Teva's $81.50-a-share deal represented a nearly 12% premium over Valeant's $73-a-share offer, which Valeant made public on March 29. Valeant said after the joint Teva-Cephalon announcement that it was withdrawing its offer. The combined company would have about $7 billion in branded drug sales, representing 36% of Teva's sales last year. The deal is worth $6.8 billion, including the conversion of Cephalon's convertible debentures and stock options.

Pipeline Hopes
Discussions between the companies began about a year ago, Teva CEO Shlomo Yanai said, with Teva Americas CEO Bill Marth talking to Cephalon founder and former CEO Frank Baldino.

Baldino died in December from complications associated with leukemia. The conversations intensified after Valeant's offer.

"When we heard about the hostile proposal, we thought that this is the time to move in fast," Yanai said.

Cephalon CEO Kevin Buchi said the deal with Teva followed a review of a range of strategic options.

Cephalon had urged shareholders to rebuff Valeant's overtures, and Cephalon shares had been trading above the Canadian company's offer.

Cephalon's top-selling Provigil sleep disorder drug is set to lose patent protection next year, while adoption of a newer version, Nuvigil, has been disappointing.
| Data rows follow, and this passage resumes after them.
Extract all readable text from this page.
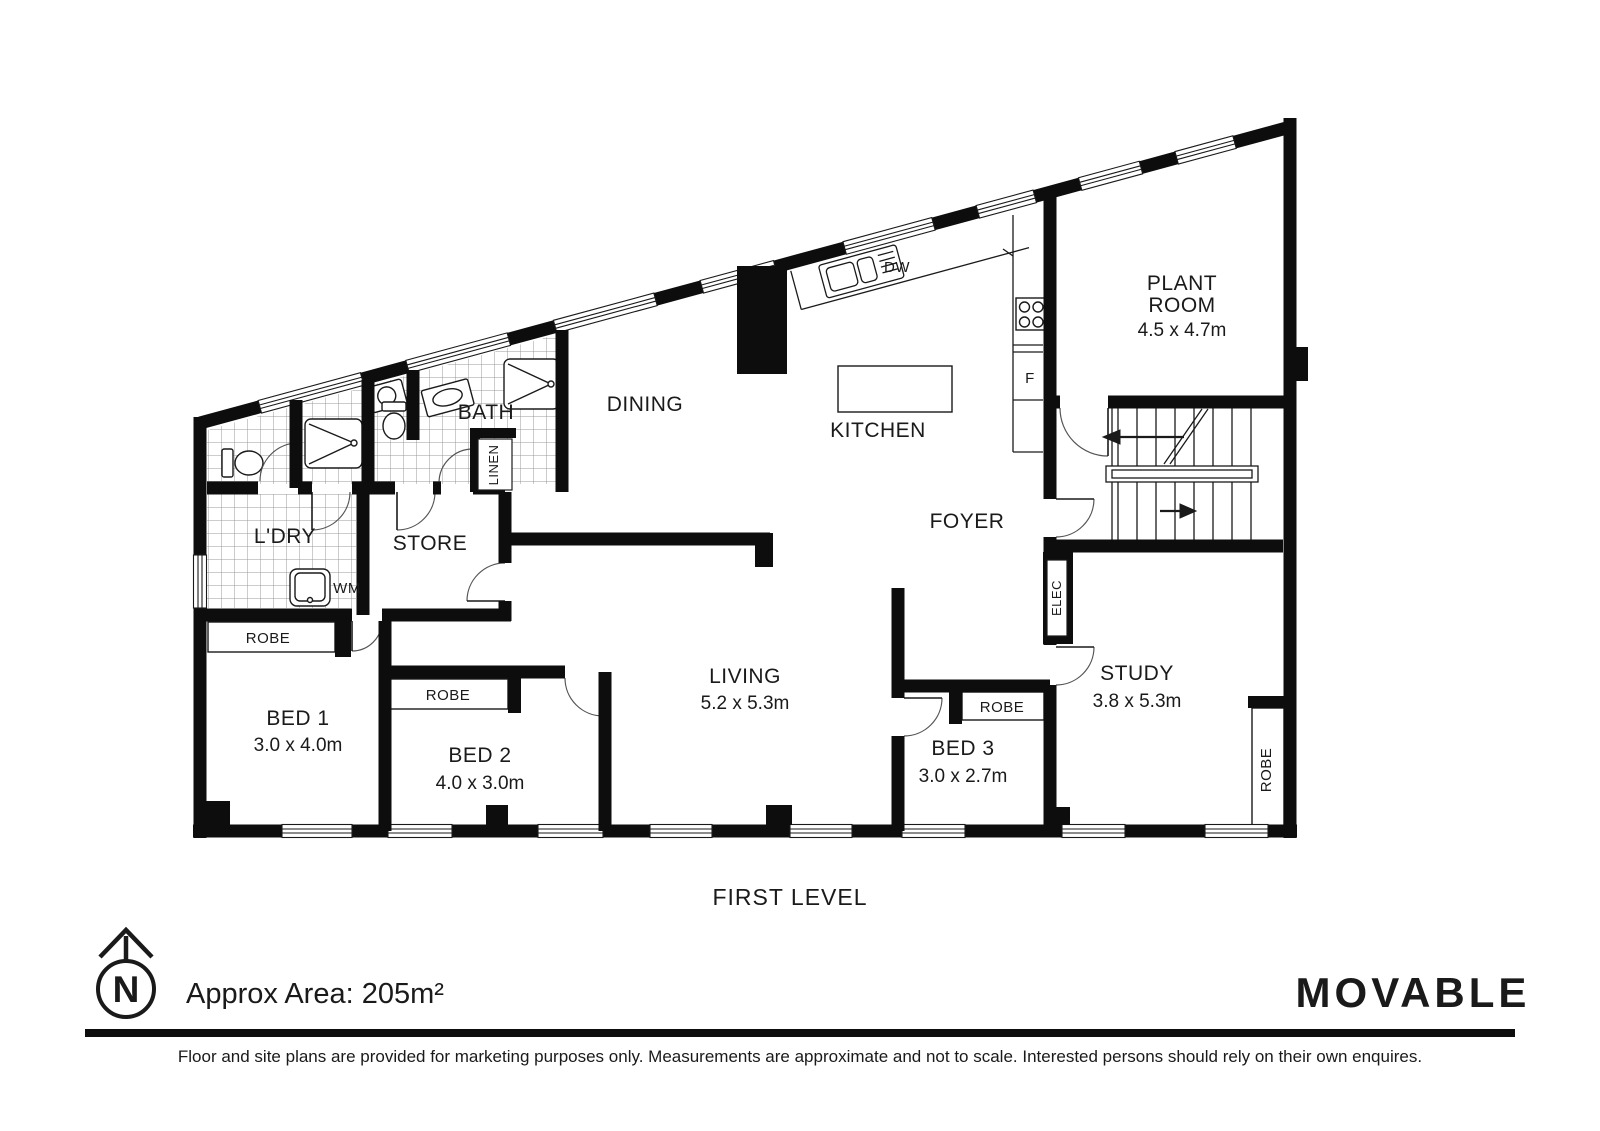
PLANT
ROOM
4.5 x 4.7m
DINING
KITCHEN
BATH
FOYER
L'DRY	STORE
LIVING
5.2 x 5.3m
STUDY
3.8 x 5.3m
BED 1
3.0 x 4.0m	BED 2
4.0 x 3.0m
BED 3
3.0 x 2.7m
DW
F
WM
ROBE
ROBE
ROBE
ROBE
LINEN
ELEC
FIRST LEVEL
N Approx Area: 205m²	MOVABLE
Floor and site plans are provided for marketing purposes only. Measurements are approximate and not to scale. Interested persons should rely on their own enquires.
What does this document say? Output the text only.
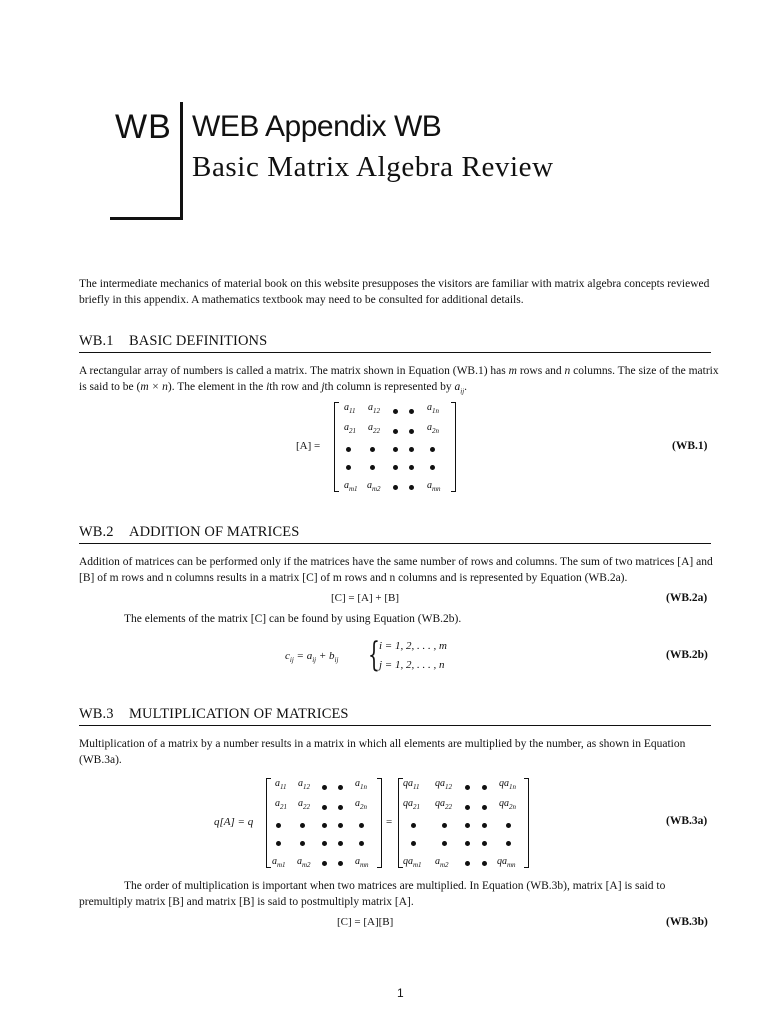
WB WEB Appendix WB
Basic Matrix Algebra Review
The intermediate mechanics of material book on this website presupposes the visitors are familiar with matrix algebra concepts reviewed briefly in this appendix. A mathematics textbook may need to be consulted for additional details.
WB.1 BASIC DEFINITIONS
A rectangular array of numbers is called a matrix. The matrix shown in Equation (WB.1) has m rows and n columns. The size of the matrix is said to be (m × n). The element in the ith row and jth column is represented by $a_{ij}$.
[A] =
$a_{11}$ $a_{12}$	$a_{1n}$
$a_{21}$ $a_{22}$	$a_{2n}$
$a_{m1}$ $a_{m2}$	$a_{mn}$
(WB.1)
WB.2 ADDITION OF MATRICES
Addition of matrices can be performed only if the matrices have the same number of rows and columns. The sum of two matrices [A] and [B] of m rows and n columns results in a matrix [C] of m rows and n columns and is represented by Equation (WB.2a).
[C] = [A] + [B]	(WB.2a)
The elements of the matrix [C] can be found by using Equation (WB.2b).
$c_{ij} = a_{ij} + b_{ij}$ { i = 1, 2, . . . , m
j = 1, 2, . . . , n
(WB.2b)
WB.3 MULTIPLICATION OF MATRICES
Multiplication of a matrix by a number results in a matrix in which all elements are multiplied by the number, as shown in Equation (WB.3a).
q[A] = q
$a_{11}$ $a_{12}$	$a_{1n}$
$a_{21}$ $a_{22}$	$a_{2n}$
$a_{m1}$ $a_{m2}$	$a_{mn}$
=
$qa_{11}$ $qa_{12}$	$qa_{1n}$
$qa_{21}$ $qa_{22}$	$qa_{2n}$
$qa_{m1}$ $a_{m2}$	$qa_{mn}$
(WB.3a)
The order of multiplication is important when two matrices are multiplied. In Equation (WB.3b), matrix [A] is said to premultiply matrix [B] and matrix [B] is said to postmultiply matrix [A].
[C] = [A][B]	(WB.3b)
1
Other Cephalon products include fast-growing cancer drug Treanda and pain medicine Fentora. But Teva also pointed to Cephalon's experimental drug pipeline for driving the deal. The combined company will have more than 30 medicines in at least mid-stage, Phase II testing. Valeant had indicated it would either sell off or seek partners for Cephalon's experimental drugs, and seemed poised to cut research costs drastically given its track record.

"The big difference is Teva values the pipeline," analyst Thomas Russo of Robert W. Baird said in a research note. Cephalon also has a smaller generics business that Teva said would complement its own presence in countries such as Switzerland.

The deal is not conditioned on financing and is expected to close in the third quarter, the companies said. Teva expects the deal to immediately add to its non-GAAP earnings per share. Teva projected at least $500 million in annual cost savings and synergies within three years.

"If Teva succeeds in achieving synergies of this amount then the purchase price is certainly reasonable," Gotlieb said, who added that, at 16 times net profit, the deal was fair for specialty drug companies.

The deal is worth $6.8 billion, including the conversion of Cephalon's convertible debentures and stock options.

Credit Suisse Securities is serving as Teva's financial adviser, while Deutsche Bank Securities and BofA Merrill Lynch are advising Cephalon.